ASTERDM - Fundamental Analysis: Financial Health & Valuation
Back to ListFundamental Rating: 3.7
| Stock Code | ASTERDM | Market Cap | 28,315 Cr. | Current Price | 546 ₹ | High / Low | 732 ₹ |
| Stock P/E | 85.8 | Book Value | 85.6 ₹ | Dividend Yield | 0.88 % | ROCE | 139 % |
| ROE | 200 % | Face Value | 10.0 ₹ | DMA 50 | 603 ₹ | DMA 200 | 594 ₹ |
| Chg in FII Hold | -0.26 % | Chg in DII Hold | -0.20 % | PAT Qtr | 58.9 Cr. | PAT Prev Qtr | 105 Cr. |
| RSI | 40.2 | MACD | -17.4 | Volume | 12,34,375 | Avg Vol 1Wk | 6,87,896 |
| Low price | 386 ₹ | High price | 732 ₹ | PEG Ratio | 0.28 | Debt to equity | 0.28 |
| 52w Index | 46.3 % | Qtr Profit Var | -11.7 % | EPS | 5.86 ₹ | Industry PE | 45.3 |
📊 Financials: ASTERDM shows mixed fundamentals with ROCE at 139% and ROE at 200%, which appear unusually high due to accounting adjustments rather than sustainable profitability. Quarterly PAT declined from ₹105 Cr. to ₹58.9 Cr., reflecting earnings pressure. Debt-to-equity at 0.28 indicates manageable leverage. EPS of ₹5.86 is modest relative to its market cap of ₹28,315 Cr.
💹 Valuation: The stock trades at a P/E of 85.8, far above the industry average of 45.3, suggesting significant overvaluation. P/B ratio is ~6.38 (546/85.6), which is expensive compared to peers. PEG ratio of 0.28 indicates valuations are attractive relative to growth, but earnings volatility distorts the picture. Dividend yield of 0.88% provides limited income support.
🏢 Business Model & Competitive Advantage: ASTERDM operates in healthcare services, with hospitals, clinics, and pharmacies across India and the Middle East. Its competitive advantage lies in geographic diversification, brand recognition, and integrated healthcare offerings. However, declining quarterly profits and stretched valuations limit investor comfort despite strong industry positioning.
📈 Entry Zone: Technicals show RSI at 40.2 (slightly oversold) and MACD negative, with price below DMA 50 & 200. Accumulation may be considered near ₹500–525 for long-term investors. Current valuations are stretched, so cautious entry is recommended.
Positive
- Strong ROCE (139%) and ROE (200%) on paper.
- Low debt-to-equity ratio (0.28) ensures financial stability.
- PEG ratio of 0.28 suggests growth-adjusted valuation attractiveness.
Limitation
- High P/E ratio (85.8) compared to industry average (45.3).
- P/B ratio (~6.38) indicates expensive valuation.
- EPS of ₹5.86 is modest relative to market cap.
Company Negative News
- Quarterly PAT declined from ₹105 Cr. to ₹58.9 Cr. (-11.7%).
- FII holdings decreased by -0.26% and DII holdings by -0.20%.
- Weak technical momentum with MACD negative.
Company Positive News
- Strong brand presence in healthcare across India and Middle East.

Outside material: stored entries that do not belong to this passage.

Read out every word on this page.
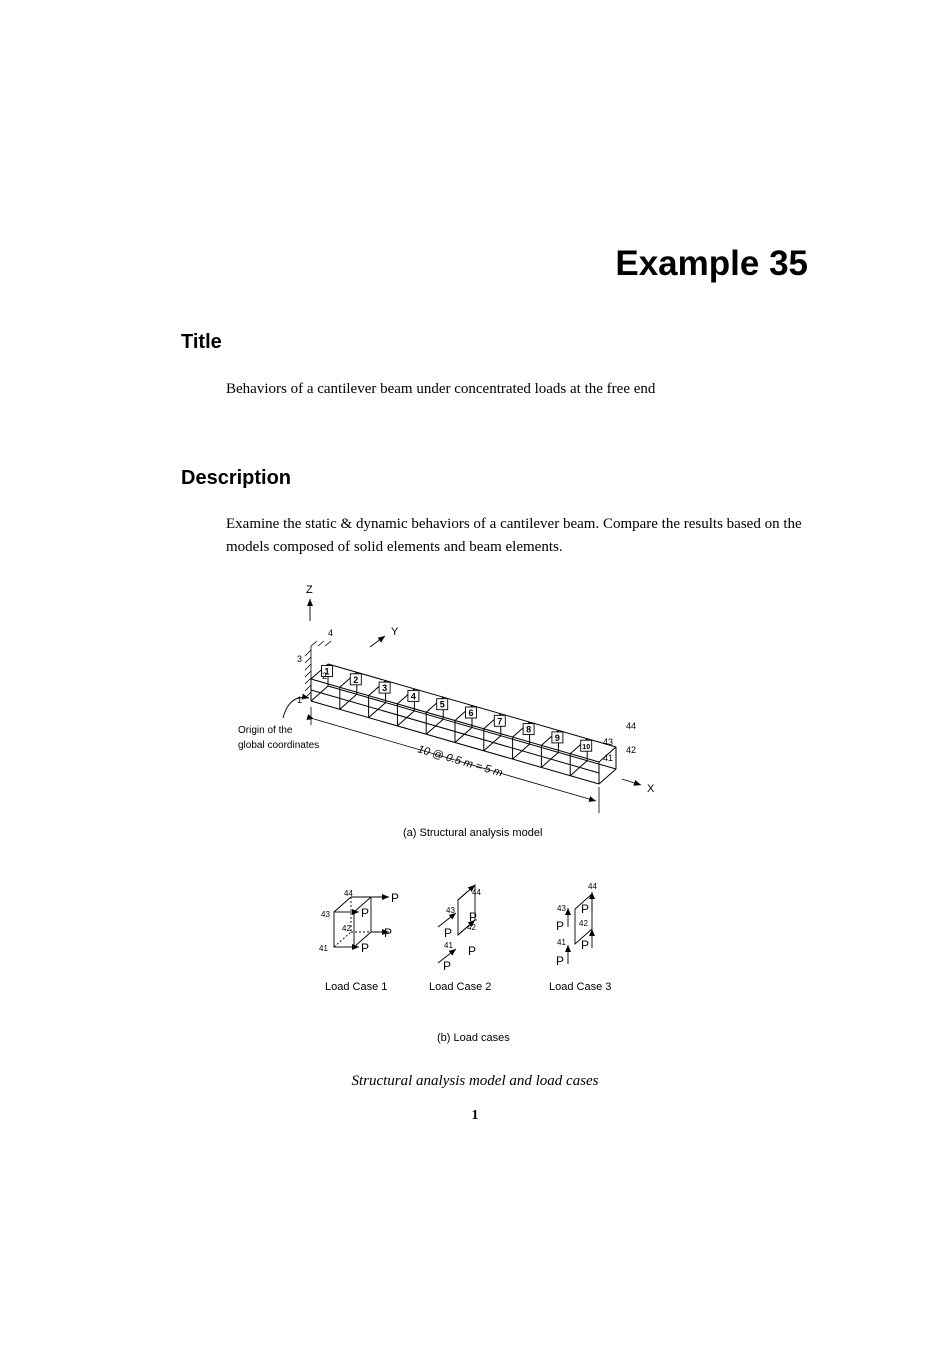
Example 35
Title

Behaviors of a cantilever beam under concentrated loads at the free end

Description

Examine the static & dynamic behaviors of a cantilever beam. Compare the results based on the models composed of solid elements and beam elements.

1
2
3
4
5
6
7
8
9
10
3
4
2
1
44
43
42
41
Z
Y
X
Origin of the
global coordinates	10 @ 0.5 m = 5 m
(a) Structural analysis model
44
43
42
41
P
P
P
P
Load Case 1
44
43
42
41
P
P
P
P
Load Case 2
44
43
42
41
P
P
P
P
Load Case 3
(b) Load cases
Structural analysis model and load cases
1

- RSI at 40.2 indicates slightly oversold levels, potential rebound zone.
Industry
- Healthcare sector benefits from rising demand for medical services and diagnostics.
- Industry P/E at 45.3 is much lower than ASTERDM, showing sector-wide value opportunities.
- Government push for healthcare infrastructure supports long-term growth.
Conclusion
🔎 ASTERDM is financially stable with strong brand presence and geographic diversification but faces declining profits and stretched valuations. Entry near ₹500–525 may be considered for long-term investors willing to tolerate volatility. Conservative investors should wait for improved earnings visibility before committing to long-term holding.